Other studies have demonstrated the possibility of reusing CT data acquired for other purposes for bone density analysis, such as cardiac CT or gastrointestinal applications. Israeli researchers have even developed an artificial intelligence algorithm for the application.

In the current research, out of 69,095 participants enrolled in the study, 40,733 were male and 28,632 were male. The group acquired volumetric bone mineral density (vBMD) data from CT scans using quantitative computed tomography (QCT) software (Mindways QCT Pro, Mindways Software). They then compared the rates of osteoporosis found with the software to published rates of areal BMD (aBMD) detected with DEXA in similar demographics,

LDCT detected similar rates of osteoporosis based on an analysis of age-standardized data as DEXA in women (28.9% versus 29.1%) and twice the rate of osteoporosis in men (13.5% versus 6.5%).

“The difference in osteoporosis prevalence may reflect a high incidence of degenerative spinal changes in elderly men that can falsely elevate [DEXA] aBMD,” the authors explained.

Prevalence of osteoporosis and low bone mass, DEXA vs. QCT
Osteoporosis Low bone mass
Women 29.1% 29.0% 49.7% 41.1.%
Men 6.5% 13.5% 55% 43%

Source: Tan et al. Figures are rounded.

The results suggest vBMD may be more accurate in men than DEXA, though more research is needed to investigate this hypothesis. For the time being, DEXA is the standard, the authors wrote.

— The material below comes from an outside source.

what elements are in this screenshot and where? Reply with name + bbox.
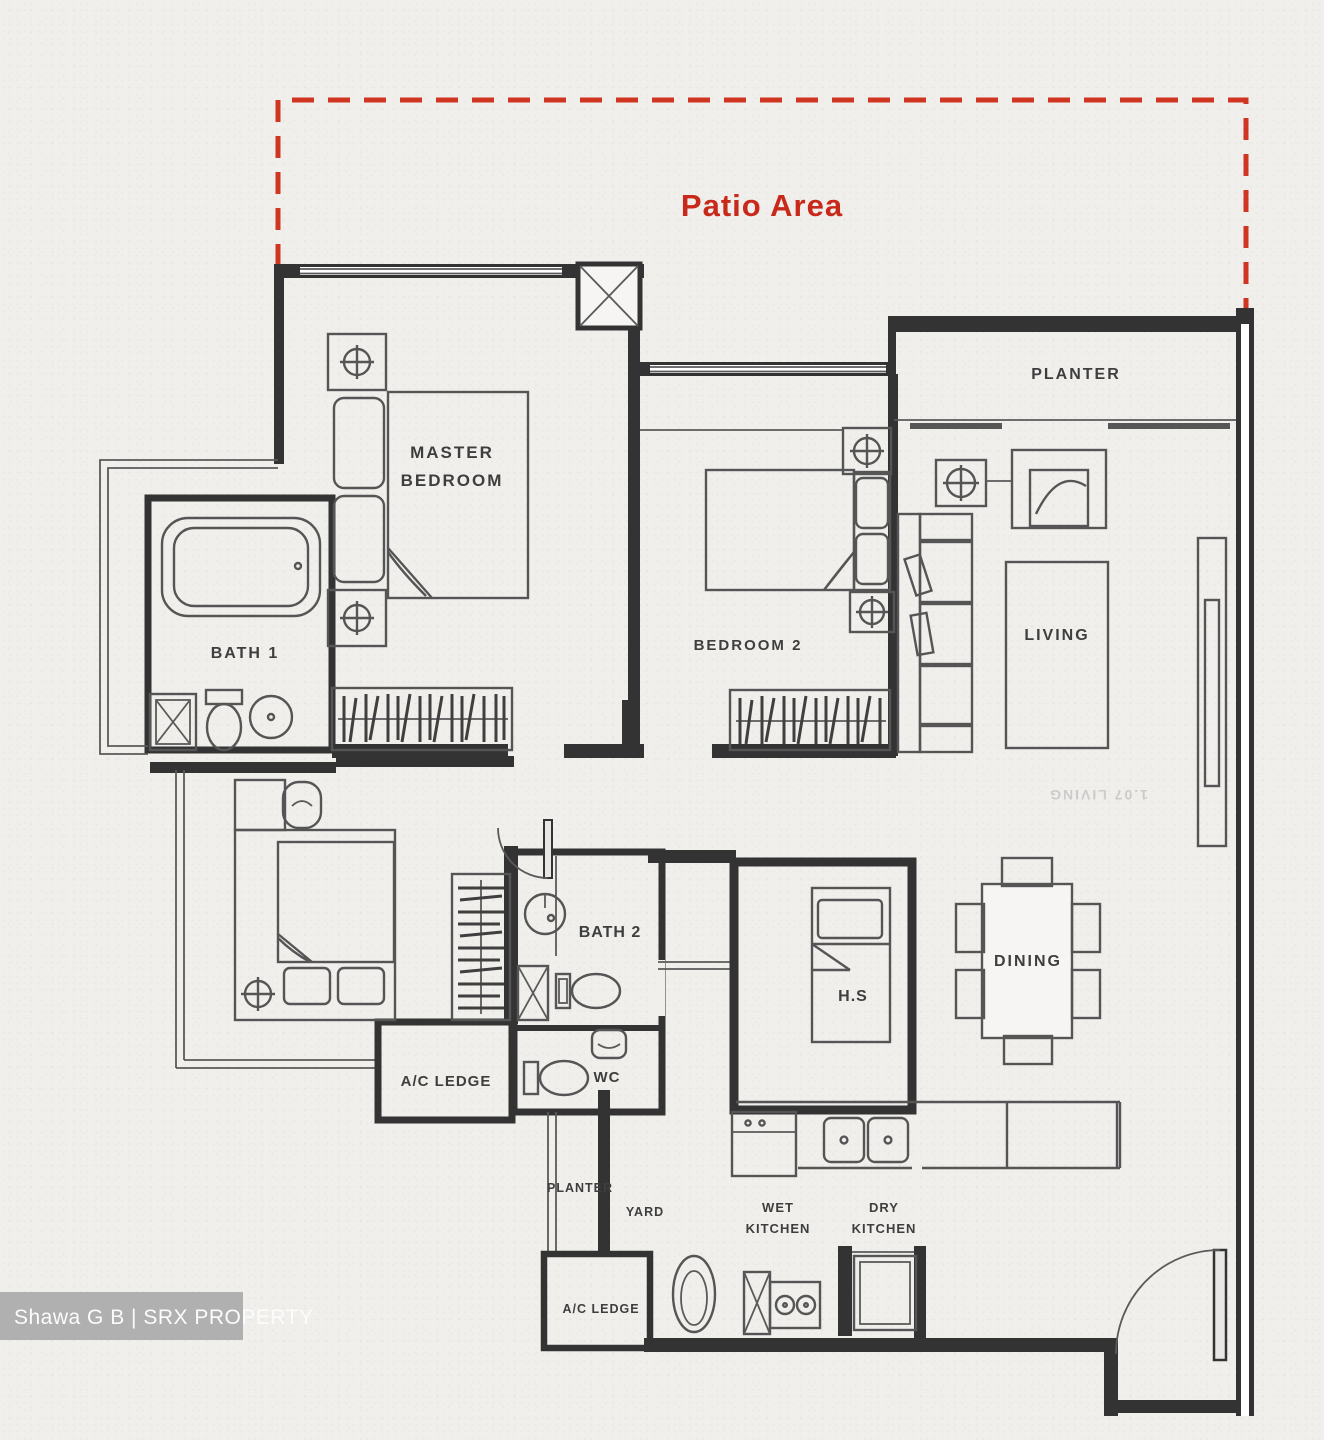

The advantage of low-dose CT for bone mineral assessment is that it does entail the use of additional equipment or radiation, investigators noted.

“The value of this approach should also be considered worldwide, given that CT examinations of the thoracic cavity or abdomen are frequently ordered for clinical reasons other than osteoporosis,” Tan et al wrote. “Thus, in countries where [DEXA] is widely unavailable, there is an unexploited opportunity to use CT scans for the diagnosis of osteoporosis and eventually for fracture risk assessment without any additional radiation exposure to the patient.”